Dear Christine, would like to say 'wish you were here' but if you had been you would been like a bear with a sore head. I'm in Arnoldstein, it's Monday morning, and I've had a night disturbed by young people in the street playing music until 4 in the morning, not the sort of thing you expect when walking in the mountains.
Low clouds across the valley |
Trenches on the way to Zollnerseehütte |
After Gasthof Valentinalm I walked to the Zollnerseehütte. This was an excellent walk although it rained a little first thing. The best part was a long stretch of contour walking around an open green valley to a ridge and then another stretch of contour walking, once over the ridge to the Zollnerseehütte on the other side. These paths are wonderfully graded, constructed I think by the military to take supplies up to the trenches.

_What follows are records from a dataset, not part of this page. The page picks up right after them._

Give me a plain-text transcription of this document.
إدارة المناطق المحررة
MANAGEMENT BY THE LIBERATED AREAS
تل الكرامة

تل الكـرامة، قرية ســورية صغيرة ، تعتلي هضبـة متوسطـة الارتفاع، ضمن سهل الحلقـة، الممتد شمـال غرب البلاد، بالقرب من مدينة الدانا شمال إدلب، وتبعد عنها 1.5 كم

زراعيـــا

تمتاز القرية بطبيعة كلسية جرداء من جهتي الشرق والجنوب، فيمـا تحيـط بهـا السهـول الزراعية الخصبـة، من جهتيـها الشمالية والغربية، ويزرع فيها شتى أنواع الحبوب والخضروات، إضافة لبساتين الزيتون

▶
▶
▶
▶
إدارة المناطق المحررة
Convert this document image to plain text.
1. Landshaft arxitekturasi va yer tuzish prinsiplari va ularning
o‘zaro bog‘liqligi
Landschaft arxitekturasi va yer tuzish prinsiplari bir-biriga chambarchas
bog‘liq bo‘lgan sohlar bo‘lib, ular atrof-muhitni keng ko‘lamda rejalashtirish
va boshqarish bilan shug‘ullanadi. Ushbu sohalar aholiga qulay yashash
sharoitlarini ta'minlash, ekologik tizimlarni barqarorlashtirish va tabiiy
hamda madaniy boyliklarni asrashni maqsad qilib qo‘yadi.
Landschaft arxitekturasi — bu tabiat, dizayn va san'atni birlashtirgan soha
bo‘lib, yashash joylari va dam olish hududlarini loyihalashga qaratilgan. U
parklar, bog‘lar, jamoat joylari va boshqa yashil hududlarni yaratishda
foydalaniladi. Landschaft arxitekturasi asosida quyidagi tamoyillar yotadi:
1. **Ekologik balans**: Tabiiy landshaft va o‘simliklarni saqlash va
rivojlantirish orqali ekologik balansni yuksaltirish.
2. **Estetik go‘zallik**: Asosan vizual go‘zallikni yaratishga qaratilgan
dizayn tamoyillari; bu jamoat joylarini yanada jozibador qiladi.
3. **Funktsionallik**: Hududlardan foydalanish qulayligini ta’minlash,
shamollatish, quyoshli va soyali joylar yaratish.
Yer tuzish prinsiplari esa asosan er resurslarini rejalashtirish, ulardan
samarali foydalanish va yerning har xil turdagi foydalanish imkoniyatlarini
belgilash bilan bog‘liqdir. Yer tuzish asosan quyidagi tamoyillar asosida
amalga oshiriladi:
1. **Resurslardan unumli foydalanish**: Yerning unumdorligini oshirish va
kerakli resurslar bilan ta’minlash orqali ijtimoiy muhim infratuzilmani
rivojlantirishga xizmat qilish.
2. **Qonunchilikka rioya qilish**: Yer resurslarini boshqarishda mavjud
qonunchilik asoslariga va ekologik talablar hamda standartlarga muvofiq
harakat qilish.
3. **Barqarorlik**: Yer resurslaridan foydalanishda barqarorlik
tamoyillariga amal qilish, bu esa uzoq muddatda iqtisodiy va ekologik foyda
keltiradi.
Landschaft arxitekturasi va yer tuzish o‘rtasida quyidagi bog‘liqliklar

Contoured military road on the way to Zollenerseehütte |
Before getting onto the upland path I followed a route th rough trees . A signed warned me of risk of death unless I followed a diversion. I discovered later that the death risk, caused by forestry work, had expired at the end of August, but this was only explained in a subsequent notice which of course I didn't see (too busy trying to avoid death).
Zollenerseehütte |
There were 7 of us staying at the Zollnerseehütte. I had asked for a quiet room and was given the whole of the dormitory to myself with 4 of the others in squashed into one small room. Very nice solution as far as I was concerned.
Zollnerseehütte |
A late joiner was a guy from Slovenia who was walking the Via Alpina from Monaco to Trieste. Very interesting man and we walked and talked together on the way to the next destination Nassfeld (although he carried on further). Incidentally, he has lost 15kg since the start of his walk which makes my weight loss on the E4 look marginal.
Italian border post, one of thousands |
Not sure if you remember the walk to Nassfeld but it's another one which utilises old military trails and despite crossing a mountainous terrain is remarkably flat. To the SE the Julian Alps are clearly visible with their dolomite style profile. With the sun generally behind it's hard to work out the detail and what you see is more like a series of one dimensional blue grey profiles layered one in front of the other.
Julian Alps |
Stayed in a hotel in Nassfeld (there is a hotel there that offers a discount to Alpine Club members) and was able to clean up. The merino socks and T-shirt however, as advertised, don't smell, at least not as far as I'm concerned.
Last of the summer grazing |
Next day's walk (now on my own again) was along a mix of forest roads and around Eggeralm, through upland pastures. The cattle are currently in the process of being rounded up and taken down the mountain to much more confined winter quarters. There is cheese to buy everywhere but a man of habit I stuck to apple strudel and cream for my midday snack. I'm not sure if you remember but last time we were here we were told that a tourist had seen a bear, believed to be an immigrant from Slovenia. Well since then sightings have clearly increased and signs now warn you to be careful as you are entering bear country.
Be warned |
I stayed at the Gasthof Starland where we stopped for a beer last time. There were just three of us there, me and an elderly Austrian couple with whom I have formed an attachment despite the fact that we can't communicate. It was suggested that we share a room but I declined and instead went for the otherwise empty but very primitive dormitory. I was in bed by 7-30 which is a bit early even by your standards.
Austrian friends |
I'm not sure if you remember but last time we crossed the border (just beyond the Gasthof) and went looking for a Italian hut which was supposed to be just down the hill. We couldn't find it and apparently it had been destroyed in a flood. There is now a new one, and it's even closer, and although the Gasthof was charming I think the new hut could have been a better solution.
Last day on the main route and a surprisingly tough one. Mentally you're geared up for a huge descent from the ridge down to the pass and just not prepared for a climb of 500m or so in the middle. First of all you climb up to the summer grazing settlement of Osternig (scene of last time's encounter with a drunken herdsman - remember the discussion about the pronunciation of Höhenweg) and then a steady descent down to a pass. The route then starts what feels like an endless climb (90 mins) through eerily quiet trees (the occasional rustling from a bear) to the final ridge of the walk. It's a massive relief when at last you start to descend and then continue remorselessly descending for around 1000m. By the time I reached Thörl-Maglern, technically the end point for the walk, my feet were humming and knees aching.
A long climb through trees |
The woman at the Gasthof had given me the bus times to Villach and it took some time for me to realise that these only applied in the week. It's about 50mins to walk to Arnoldstein and once in the Bahnhof it was clear that going to Villach was a waste of time as the train I needed to take me back along the route went through Arnoldstein. The hotel in the middle of the little town was surprisingly cheap, I now know why.